Frameworks, Global, Opinion|

In January 2023, the World Economic Forum (WEF) launched the Global Principles on Digital Safety: Translating International Human Rights for the Digital Context White Paper. These principles are the first major output from The Global Coalition for Digital Safety and come on the back of a flurry of framework releases.

The Coalition’s aim

Before we review the principles, it’s worth noting that the Global Coalition for
Digital Safety is bringing together a diverse group of leaders to accelerate public–private cooperation to tackle harmful content and conduct online.

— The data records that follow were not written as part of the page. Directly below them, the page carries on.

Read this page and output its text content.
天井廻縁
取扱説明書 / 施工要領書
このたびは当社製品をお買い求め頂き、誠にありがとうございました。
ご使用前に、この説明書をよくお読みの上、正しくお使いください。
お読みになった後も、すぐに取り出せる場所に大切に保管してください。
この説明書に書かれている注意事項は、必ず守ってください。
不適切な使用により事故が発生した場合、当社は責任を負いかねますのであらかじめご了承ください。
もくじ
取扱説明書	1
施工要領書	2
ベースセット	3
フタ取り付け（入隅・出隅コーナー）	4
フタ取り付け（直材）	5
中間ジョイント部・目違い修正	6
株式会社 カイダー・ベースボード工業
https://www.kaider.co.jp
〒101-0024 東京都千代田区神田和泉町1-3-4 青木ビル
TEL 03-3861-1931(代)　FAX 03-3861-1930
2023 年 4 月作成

Its aims are “to accelerate public-private cooperation to tackle harmful content online and to serve to exchange best practices for new online safety regulation, take coordinated action to reduce the risk of online harms, and drive forward collaboration on programs to enhance digital media literacy.”

The White Paper overview

Members of the coalition have worked together to develop the Global Principles on Digital Safety, intended to answer the fundamental question: “How should human rights translate in the digital world?”. The principles aim to advance digital safety in a rights-respecting way, drive multistakeholder alignment and enable positive behaviours and actions across the digital ecosystem – and are intended to serve as a guide.

The Coalition’s White Paper notes a range of topic-specific frameworks and guides have already been developed and lists 22 that it reviewed in the process of developing theirs. The Coalition felt there was a gap for a single set of principles that could provide guidance across the full suite of digital safety decisions.

Game changer, or just another framework?

In and of themselves, the principles are not really a game changer.

However, they are just one of three planned outputs from the Coalition. The second workstream aims to build a toolkit for digital safety design interventions and innovations, and the third to develop a risk assessment framework.

The principles and expectations for supporters are described in very general ways. As they stand, badly behaved or underperforming companies and Governments could make a reasonable show of adhering to them. The addition of a toolkit and assessment framework linked to the principles should create a fuller picture of what good looks like, and negate that.

However, there is a lot of work ahead.

Agreeing those final outputs will take a lot of negotiating. And so is, the not insignificant task of selling the final outputs to the rest of the online safety community.

Like many frameworks, this one feels like it isn’t quite sure how to integrate civil society.

As usual, civil society gets a consultative role – as representatives of the various user communities. It has a role holding Governments and business to account – but there are no real solutions to addressing the power imbalances in those relationships.

To The Global Coalition for Digital Safety credit, they recognise that civil society groups provide “related services”. Unfortunately, that’s pretty much where the integration of civil society ends. Perhaps more will come as the other two workstreams develop, and civil society based interventions get included in the best resources “toolkit of toolkits”.

At this stage, it is difficult to predict how much of an impact the principles will have on online safety. It would be easy to ignore them as just another high-level framework. However, the addition of the second and third workstream outputs could really bring them to life – and it is worth keeping a close eye on their progress.